Quote:3. Why put the idea of not having to change money when going on holiday as a benefit, when that same communal currency forces a member Country to hold their own particular interest rates at a level set by the EU, irrespective of that Member Country's economic plight? I see the disadvantage of not being able to curb inflation, or boost the economy as far more serious than spending half an hour in a Bureau de Change.
But a lot of other people see things differently, and consider the advantages of the Euro to outweigh the disadvantages - and not just because of the changing money thing. Even in Holland, where 61% just rejected the constitution and where we already always had a strong, stable currency of our own, polls show that only a small minority wants the guilder back.

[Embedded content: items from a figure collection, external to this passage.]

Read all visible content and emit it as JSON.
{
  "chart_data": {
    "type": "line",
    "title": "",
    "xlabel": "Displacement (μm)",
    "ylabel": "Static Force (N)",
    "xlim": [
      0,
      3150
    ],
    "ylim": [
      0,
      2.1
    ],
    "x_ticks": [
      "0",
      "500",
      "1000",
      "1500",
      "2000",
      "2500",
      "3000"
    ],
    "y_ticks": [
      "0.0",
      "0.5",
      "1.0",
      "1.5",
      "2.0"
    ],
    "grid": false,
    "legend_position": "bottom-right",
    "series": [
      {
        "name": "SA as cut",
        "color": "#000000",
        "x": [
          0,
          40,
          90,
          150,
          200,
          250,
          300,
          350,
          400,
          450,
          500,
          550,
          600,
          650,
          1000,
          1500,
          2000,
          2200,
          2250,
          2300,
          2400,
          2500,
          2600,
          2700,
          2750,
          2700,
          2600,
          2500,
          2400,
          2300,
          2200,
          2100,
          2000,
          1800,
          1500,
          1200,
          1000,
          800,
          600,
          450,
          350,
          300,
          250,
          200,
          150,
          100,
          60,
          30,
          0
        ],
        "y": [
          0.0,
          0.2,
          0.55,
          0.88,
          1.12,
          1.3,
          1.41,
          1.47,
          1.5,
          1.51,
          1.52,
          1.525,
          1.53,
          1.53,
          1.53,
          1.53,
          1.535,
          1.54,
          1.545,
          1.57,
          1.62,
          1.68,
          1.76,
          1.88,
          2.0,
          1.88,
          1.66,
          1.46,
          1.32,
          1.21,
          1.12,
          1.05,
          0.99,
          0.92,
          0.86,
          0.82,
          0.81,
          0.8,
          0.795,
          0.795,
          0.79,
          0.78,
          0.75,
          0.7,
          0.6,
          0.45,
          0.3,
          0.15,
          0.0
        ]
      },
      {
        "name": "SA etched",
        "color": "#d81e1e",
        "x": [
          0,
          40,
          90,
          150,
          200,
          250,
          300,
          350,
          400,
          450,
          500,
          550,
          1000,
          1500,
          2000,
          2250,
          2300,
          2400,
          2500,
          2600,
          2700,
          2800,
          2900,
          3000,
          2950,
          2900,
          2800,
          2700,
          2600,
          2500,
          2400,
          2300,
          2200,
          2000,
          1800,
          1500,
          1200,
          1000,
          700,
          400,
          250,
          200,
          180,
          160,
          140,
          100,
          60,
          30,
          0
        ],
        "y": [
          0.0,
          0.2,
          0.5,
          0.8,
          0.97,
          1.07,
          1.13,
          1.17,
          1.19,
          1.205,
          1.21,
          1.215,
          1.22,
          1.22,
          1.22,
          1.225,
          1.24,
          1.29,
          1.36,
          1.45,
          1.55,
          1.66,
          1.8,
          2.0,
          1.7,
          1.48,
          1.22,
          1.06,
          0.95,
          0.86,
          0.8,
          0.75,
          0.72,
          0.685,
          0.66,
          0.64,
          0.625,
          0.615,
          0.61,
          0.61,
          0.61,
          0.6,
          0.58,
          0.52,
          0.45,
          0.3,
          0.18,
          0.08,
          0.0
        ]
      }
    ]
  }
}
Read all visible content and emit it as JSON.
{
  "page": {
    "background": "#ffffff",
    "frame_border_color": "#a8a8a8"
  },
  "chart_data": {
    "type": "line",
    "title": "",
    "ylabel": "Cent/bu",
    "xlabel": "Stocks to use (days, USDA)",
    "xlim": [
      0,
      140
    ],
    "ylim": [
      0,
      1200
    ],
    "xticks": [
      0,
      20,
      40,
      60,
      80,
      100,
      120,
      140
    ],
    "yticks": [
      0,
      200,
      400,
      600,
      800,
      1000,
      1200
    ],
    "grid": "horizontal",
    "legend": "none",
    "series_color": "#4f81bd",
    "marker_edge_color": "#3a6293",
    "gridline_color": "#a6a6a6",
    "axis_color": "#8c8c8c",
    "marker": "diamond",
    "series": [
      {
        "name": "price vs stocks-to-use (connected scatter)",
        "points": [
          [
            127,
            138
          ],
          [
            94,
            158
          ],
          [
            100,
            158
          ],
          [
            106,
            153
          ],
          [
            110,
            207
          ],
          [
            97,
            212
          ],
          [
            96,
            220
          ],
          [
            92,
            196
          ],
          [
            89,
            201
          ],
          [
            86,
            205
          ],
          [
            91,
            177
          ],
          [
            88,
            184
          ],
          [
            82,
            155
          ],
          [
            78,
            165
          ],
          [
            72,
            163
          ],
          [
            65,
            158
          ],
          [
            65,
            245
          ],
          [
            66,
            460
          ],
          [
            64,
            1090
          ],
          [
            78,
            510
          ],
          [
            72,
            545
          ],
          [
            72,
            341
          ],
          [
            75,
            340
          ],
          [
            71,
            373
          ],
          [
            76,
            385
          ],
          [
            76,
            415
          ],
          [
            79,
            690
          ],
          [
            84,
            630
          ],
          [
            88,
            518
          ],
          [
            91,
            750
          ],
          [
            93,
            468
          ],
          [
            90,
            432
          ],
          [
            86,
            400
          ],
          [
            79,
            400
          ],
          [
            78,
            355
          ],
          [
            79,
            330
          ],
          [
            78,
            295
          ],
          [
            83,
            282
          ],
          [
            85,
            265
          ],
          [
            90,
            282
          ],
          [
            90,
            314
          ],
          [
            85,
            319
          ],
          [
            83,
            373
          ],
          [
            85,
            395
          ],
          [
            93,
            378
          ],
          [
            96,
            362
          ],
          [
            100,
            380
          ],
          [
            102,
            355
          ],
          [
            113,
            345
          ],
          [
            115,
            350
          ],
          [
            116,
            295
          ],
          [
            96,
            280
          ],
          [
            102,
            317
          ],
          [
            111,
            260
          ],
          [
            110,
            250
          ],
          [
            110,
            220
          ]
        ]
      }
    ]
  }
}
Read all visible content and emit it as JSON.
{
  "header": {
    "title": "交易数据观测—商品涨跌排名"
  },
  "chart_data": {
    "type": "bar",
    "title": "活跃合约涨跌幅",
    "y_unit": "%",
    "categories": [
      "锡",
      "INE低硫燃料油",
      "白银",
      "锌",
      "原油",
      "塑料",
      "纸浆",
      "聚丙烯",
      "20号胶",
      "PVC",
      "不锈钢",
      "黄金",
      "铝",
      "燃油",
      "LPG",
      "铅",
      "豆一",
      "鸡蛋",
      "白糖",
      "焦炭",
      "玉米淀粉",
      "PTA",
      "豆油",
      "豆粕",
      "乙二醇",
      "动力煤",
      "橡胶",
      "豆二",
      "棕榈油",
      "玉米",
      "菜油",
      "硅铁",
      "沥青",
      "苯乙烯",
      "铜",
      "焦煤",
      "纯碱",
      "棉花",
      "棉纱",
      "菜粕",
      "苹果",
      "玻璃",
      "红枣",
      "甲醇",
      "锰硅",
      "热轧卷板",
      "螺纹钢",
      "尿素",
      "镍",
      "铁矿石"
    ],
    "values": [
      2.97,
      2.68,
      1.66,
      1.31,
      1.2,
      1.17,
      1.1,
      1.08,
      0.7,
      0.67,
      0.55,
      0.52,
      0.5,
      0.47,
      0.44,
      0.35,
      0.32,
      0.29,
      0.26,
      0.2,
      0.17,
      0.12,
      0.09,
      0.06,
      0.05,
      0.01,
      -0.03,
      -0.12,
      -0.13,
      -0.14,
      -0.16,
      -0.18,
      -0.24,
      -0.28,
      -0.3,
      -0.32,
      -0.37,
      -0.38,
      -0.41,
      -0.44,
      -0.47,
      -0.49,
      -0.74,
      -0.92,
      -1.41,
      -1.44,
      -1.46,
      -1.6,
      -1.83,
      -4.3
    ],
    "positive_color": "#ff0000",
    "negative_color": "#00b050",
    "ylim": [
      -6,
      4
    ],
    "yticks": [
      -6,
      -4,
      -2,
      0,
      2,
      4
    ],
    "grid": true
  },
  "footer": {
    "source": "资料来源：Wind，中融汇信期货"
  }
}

And my point was exactly that everybody complains about 'all that unnecessary paperwork and legislation' when it concerns stuff
they disagree about, while they take for granted the stuff that happens to benefit
them. Pretty much like the griping about all governments. So one person bitches about the Euro, but is happy to now be able to retire in Spain with retainment of pension and without difficult national legislative obstacles on permits, whereas someone else bitches about how "Europe" allows rich Brits to buy up Greek islands but is happy to use the Euro instead of the drachma. And its the pussyfooting around all these individual, selective wishes and preferences that makes EU legislation such cumbersome business - and as thanks for that, Brussels gets tirades about how its overly bureaucratic.
I can only say that to some extent, it is a reflection of what we ourselves, collectively, insisted should all be included. The French peasants want their agricultural subsidies, the Portuguese want their regional development structures, the Brits want a status aparte on the rebate, etc etc.
Quote:4. A simple two page declaration of freedom for work and travel as previously mentioned would solve the working in Berlin, or studying abroad, wouldnt it? Why does this need a 400+ page Constitution?
Again, probably some confusion - I didnt mean the
Constitution would solve this problem, because this particular problem is already being solved by EU countries - and yes, it takes a darned lot more than a two-page declaration to clear all the legislative hurdles and dissinchronicities between individual member states' legislations.